Die Illusion der Erklärungstiefe

Journalisten haben immer mit dem „gefährlichen Halbwissen“ zu kämpfen. Manche überspielen es mit einer übertriebener Arroganz, andere mit versuchen es mit eingestreuten Wissenshappen zu kaschieren. Selbst als Fachjournalist gibt es ein Wissensdelta, das zumindest die tiefen Experten sofort aufspüren. Andere Journalisten arbeiten fleißig daran, das Halbwissen in ein Dreiviertelwissen umzuwandeln. Dabei bleibt immer dasselbe Gefühl: Wann werde ich als Scharlatan enttarnt. Ich hatte schon vorher über das „Imposture-Syndrome“ geschrieben.

Heute habe ich im Radio einem australischen Politiker zugehört, der keine der Fragen, auch nicht die Nachfragen der Radiomoderatorin konkret geantwortet hat. So wie ein Pudding, den man nicht an die Wand nageln kann. Die Moderatorin, eine ältere, sehr erfahrene Journalistin, blieb dran. Aber der Politiker war sehr geschmeidig und ließ sich nicht auf Details oder irgendwelche Aussagen ein. Für mich ist das immer das Signal, dass er nicht mit offenen Karten spielt und etwas verbirgt. Möglicherweise weiß er es auch nicht und kaschiert gerade sein gefährliches Halbwissen. So interessant dieses journalistische Katz-und-Maus-Spiel ist, letztlich ist das Zuhören eine reine Lebenszeitverschwendung.

Expertenwissen: Was steckt dahinter – und tiefer?

Experten haben ja gerade Hochkonjunktur. Wir haben Experten zu allen Themen. Doch was steckt dahinter? Nur ein Halbwissen oder mehr? Um das herauszufinden, müssen wir die „Illusion der Erklärungstiefe“ knacken. Wenn Du selbst ein Experte für ein Thema bist, dann frage Dich, ob Du auch tieferliegende Konzepte und Zusammenhänge schlüssig (und vielleicht belegt) erklären kannst. Idealerweise schaffst Du drei immer tiefer gehende Nachfragen. Klar, nach unten verästelt sich das Wissen. Aber ein echter Experte, der sich wirklich auskennt, kramt da eine Menge Wissen nach oben oder – und das ist auch ein gutes Zeichen – gibt ehrlich zu, dass er oder sie es gerade nicht weiß.

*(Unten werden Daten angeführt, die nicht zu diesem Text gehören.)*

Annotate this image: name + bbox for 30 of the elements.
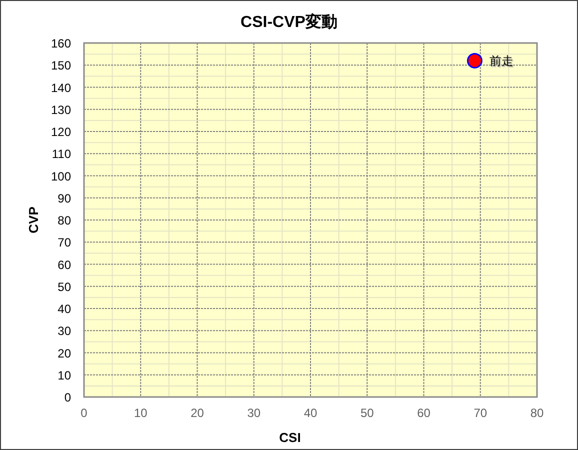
y-tick-label: 120 (50, 125, 72, 139)
y-tick-label: 130 (50, 102, 72, 117)
y-tick-label: 20 (58, 346, 72, 360)
y-tick-label: 150 (50, 58, 72, 73)
y-tick-label: 30 (58, 324, 72, 338)
y-tick-label: 100 (50, 169, 72, 184)
x-tick-label: 80 (530, 406, 544, 420)
y-tick-label: 70 (58, 236, 72, 250)
y-axis-title: CVP (26, 206, 41, 234)
y-tick-label: 40 (58, 302, 72, 316)
y-tick-label: 110 (52, 147, 72, 162)
x-tick-label: 0 (80, 406, 88, 420)
y-tick-label: 80 (58, 214, 72, 228)
y-tick-label: 60 (58, 258, 72, 272)
y-tick-label: 10 (58, 368, 72, 382)
y-tick-label: 0 (64, 390, 72, 404)
x-tick-label: 60 (417, 406, 431, 420)
y-tick-label: 50 (58, 280, 72, 294)
x-tick-label: 20 (190, 406, 204, 420)
chart-title: CSI-CVP変動 (240, 12, 338, 31)
x-tick-label: 30 (247, 406, 261, 420)
x-tick-label: 40 (304, 406, 318, 420)
y-tick-label: 140 (50, 80, 72, 95)
x-axis-title: CSI (279, 430, 301, 445)
x-tick-label: 50 (360, 406, 374, 420)
y-tick-label: 90 (58, 191, 72, 206)
x-tick-label: 70 (474, 406, 488, 420)
y-tick-label: 160 (50, 36, 72, 50)
series-label: 前走 (490, 54, 514, 68)
x-tick-label: 10 (134, 406, 148, 420)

Im Gegensatz dazu solltest Du skeptisch werden, wenn Dein Gesprächspartner alles wie aus der Pistole geschossen beantwortet. Denn vielleicht ist es nur eine zurechtgelegte Plattitüde und gar nicht die Antwort auf Deine Frage. Um sicherzugehen, kannst Du nach einem Beispiel fragen oder herausfinden, worauf sich die Aussagen beziehen: Woher nimmst Du Deine Informationen, was ist Deine Basis? Du kannst Dir auch einen Aspekt herausnehmen und den genauer erklären lassen: Bitte erkläre mir diesen Aspekt tiefer, wie verhält es sich genau mit x, y und z. Ich habe schon viele ziemlich selbstbewusste Typen zähneknirschend den Raum verlassen gesehen.

Journalisten fragen Politiker gerne nach genauen Zahlen. Damit wollen sie zeigen, dass die Politiker (nicht) nah heran am Thema sind. In unserer kleinen Übung brauchen wir das nicht zu tun. Es reicht zu sehen oder zu hören, wann Dein Gegenüber ins Schwimmen gerät. Eiern die sich durch (nicht gut) oder sagen sie, dass sie es nicht wissen (besser). Und wie beantworten sie die Nachfrage: Wo müsste man nachfragen oder recherchieren, um es herauszufinden? Hinweis: „Tante Google“ reicht als Antwort nicht aus.